Moving isn’t desirable or feasible for everyone, and many people in their 50s and older prefer to “age in place,” according to AARP.

Nothing wrong with that at all. People often develop a comfort level and deep emotional attachments to a home in which they’ve lived for years. Plus, if the mortgage is paid off, that may leave only regular, recurring expenses, like utilities and property taxes.

“If that makes sense financially, and you don’t necessarily have to downsize, that’s a great situation,” Siuty says.
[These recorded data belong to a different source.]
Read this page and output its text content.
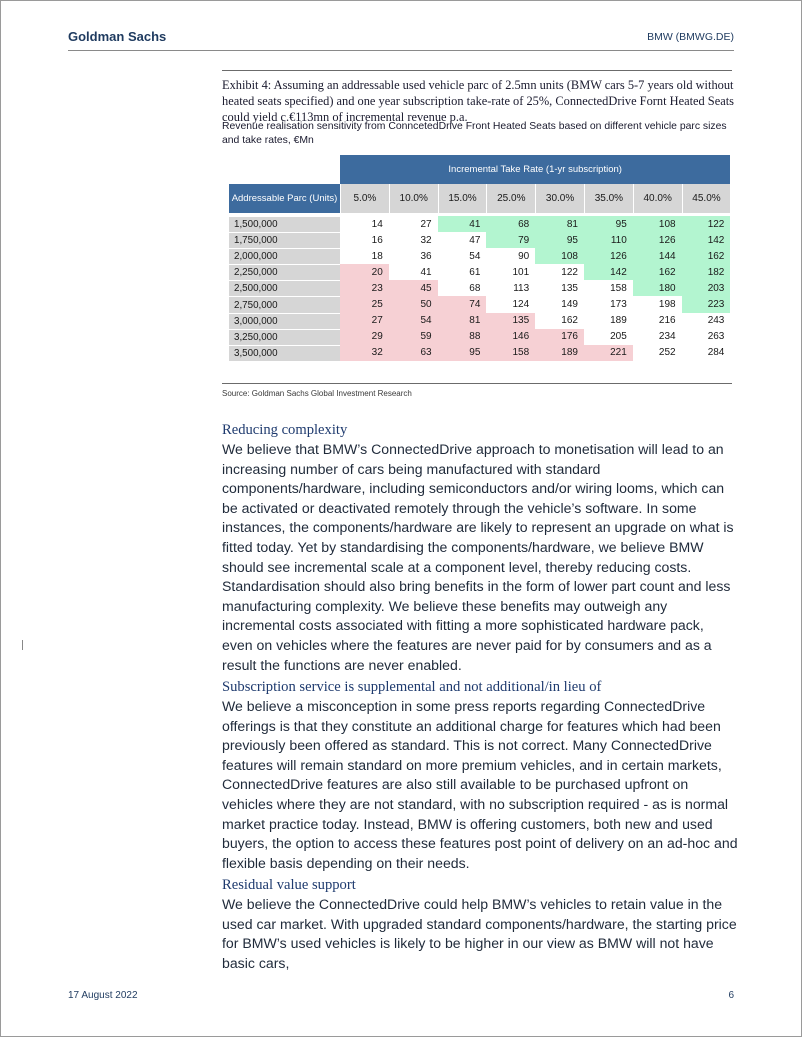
Goldman Sachs	BMW (BMWG.DE)
Exhibit 4: Assuming an addressable used vehicle parc of 2.5mn units (BMW cars 5-7 years old without heated seats specified) and one year subscription take-rate of 25%, ConnectedDrive Fornt Heated Seats could yield c.€113mn of incremental revenue p.a.
Revenue realisation sensitivity from ConncetedDrive Front Heated Seats based on different vehicle parc sizes and take rates, €Mn
	Incremental Take Rate (1-yr subscription)							
Addressable Parc (Units)	5.0%	10.0%	15.0%	25.0%	30.0%	35.0%	40.0%	45.0%

1,500,000	14	27	41	68	81	95	108	122
1,750,000	16	32	47	79	95	110	126	142
2,000,000	18	36	54	90	108	126	144	162
2,250,000	20	41	61	101	122	142	162	182
2,500,000	23	45	68	113	135	158	180	203
2,750,000	25	50	74	124	149	173	198	223
3,000,000	27	54	81	135	162	189	216	243
3,250,000	29	59	88	146	176	205	234	263
3,500,000	32	63	95	158	189	221	252	284
Source: Goldman Sachs Global Investment Research
Reducing complexity
We believe that BMW’s ConnectedDrive approach to monetisation will lead to an increasing number of cars being manufactured with standard components/hardware, including semiconductors and/or wiring looms, which can be activated or deactivated remotely through the vehicle’s software. In some instances, the components/hardware are likely to represent an upgrade on what is fitted today. Yet by standardising the components/hardware, we believe BMW should see incremental scale at a component level, thereby reducing costs. Standardisation should also bring benefits in the form of lower part count and less manufacturing complexity. We believe these benefits may outweigh any incremental costs associated with fitting a more sophisticated hardware pack, even on vehicles where the features are never paid for by consumers and as a result the functions are never enabled.
Subscription service is supplemental and not additional/in lieu of
We believe a misconception in some press reports regarding ConnectedDrive offerings is that they constitute an additional charge for features which had been previously been offered as standard. This is not correct. Many ConnectedDrive features will remain standard on more premium vehicles, and in certain markets, ConnectedDrive features are also still available to be purchased upfront on vehicles where they are not standard, with no subscription required - as is normal market practice today. Instead, BMW is offering customers, both new and used buyers, the option to access these features post point of delivery on an ad-hoc and flexible basis depending on their needs.
Residual value support
We believe the ConnectedDrive could help BMW’s vehicles to retain value in the used car market. With upgraded standard components/hardware, the starting price for BMW’s used vehicles is likely to be higher in our view as BMW will not have basic cars,
17 August 2022	6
But all this leads to another important question: what to do with all that “stuff”?

Enlist a Hired Hand?

Recent years have witnessed rapid growth in what might be deemed the “decluttering” industry – services that help older people move into smaller spaces, or stay where they are and whittle down their possessions.

Member companies in Hinsdale, Illinois–based National Association of Senior Move Managers reached 1,000 this year, compared to 50 a decade ago, according to Jennifer Pickett, the group’s associate executive director. These firms, among other services, help homeowners identify things that could be thrown out, donated, or kept. Rates average $40 to $80 an hour, and a little higher in big markets like Boston or New York, Pickett says.
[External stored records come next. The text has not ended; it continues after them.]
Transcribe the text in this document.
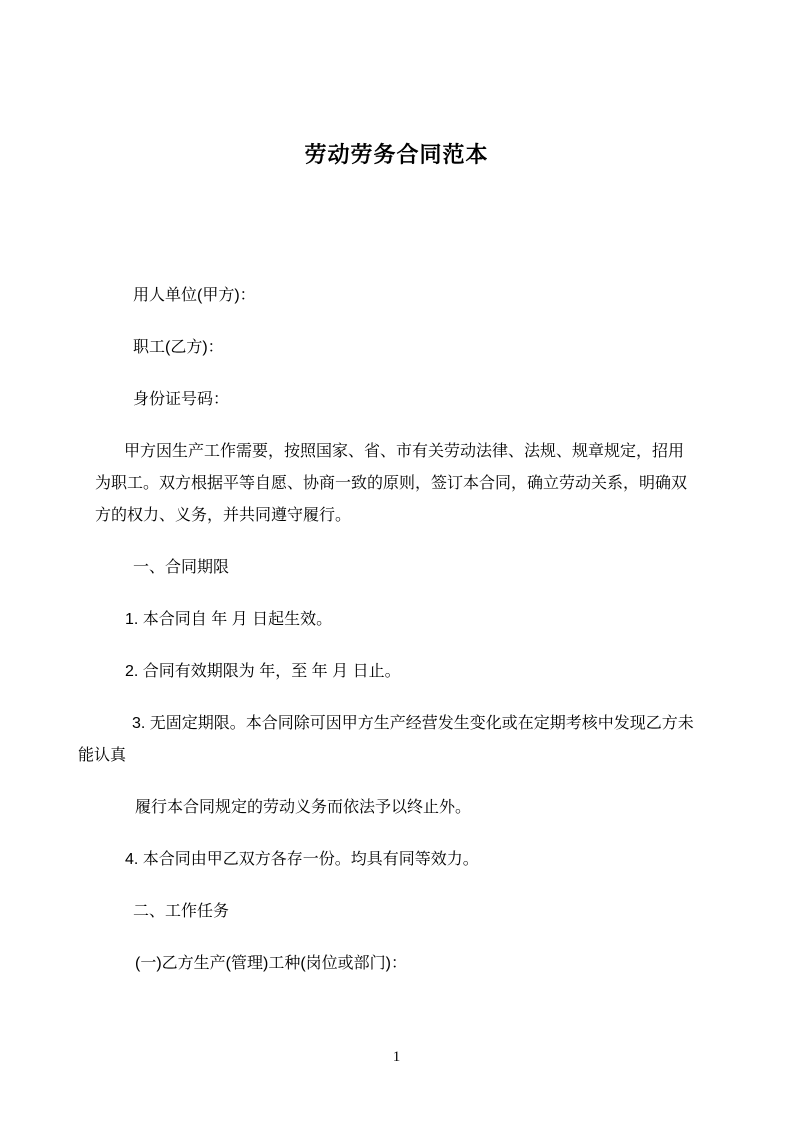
劳动劳务合同范本

用人单位(甲方)：

职工(乙方)：

身份证号码：

甲方因生产工作需要，按照国家、省、市有关劳动法律、法规、规章规定，招用
为职工。双方根据平等自愿、协商一致的原则，签订本合同，确立劳动关系，明确双
方的权力、义务，并共同遵守履行。

一、合同期限

1. 本合同自 年 月 日起生效。

2. 合同有效期限为 年，至 年 月 日止。

3. 无固定期限。本合同除可因甲方生产经营发生变化或在定期考核中发现乙方未
能认真

履行本合同规定的劳动义务而依法予以终止外。

4. 本合同由甲乙双方各存一份。均具有同等效力。

二、工作任务

(一)乙方生产(管理)工种(岗位或部门)：

1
She attributes her industry’s growth, in part, to an “IKEA/Target” generation—children of baby boomers with a less-is-more kind of mindset. “They’re more minimalists,” Pickett says. “They don’t have the same attachment to dining room sets and other big things like their parents did.”

Coming to Terms / Kids, Move It or Lose It

Downsizing often involves grappling with decades’ worth of memories—it’s hard. Also, there’s not always a market for many of the things you might consider valuable heirlooms.

Part of the battle is effective communication with children. In other words, understand that your kids may not want a lot of your old things, and vice versa.

“Our clients have inherited stuff from parents, they’ve absorbed a lot of that family history,” says Allison Pihl, a partner with Let’s Move LLC, a Fulton, Maryland–based downsizing and moving service. “One of the hardest things for people is recognizing that their kids don’t want a lot of their things, then turning to their kids and saying, ‘I can’t keep these. Either take this or I’m going to get rid of it.’”

Don’t let yourself become a storage facility. Pihl recommends giving children one month, or some other reasonable time frame, to come over and reclaim what they want. “Then, these things need to be out of here, or I’m going to box them up and donate them,” she adds.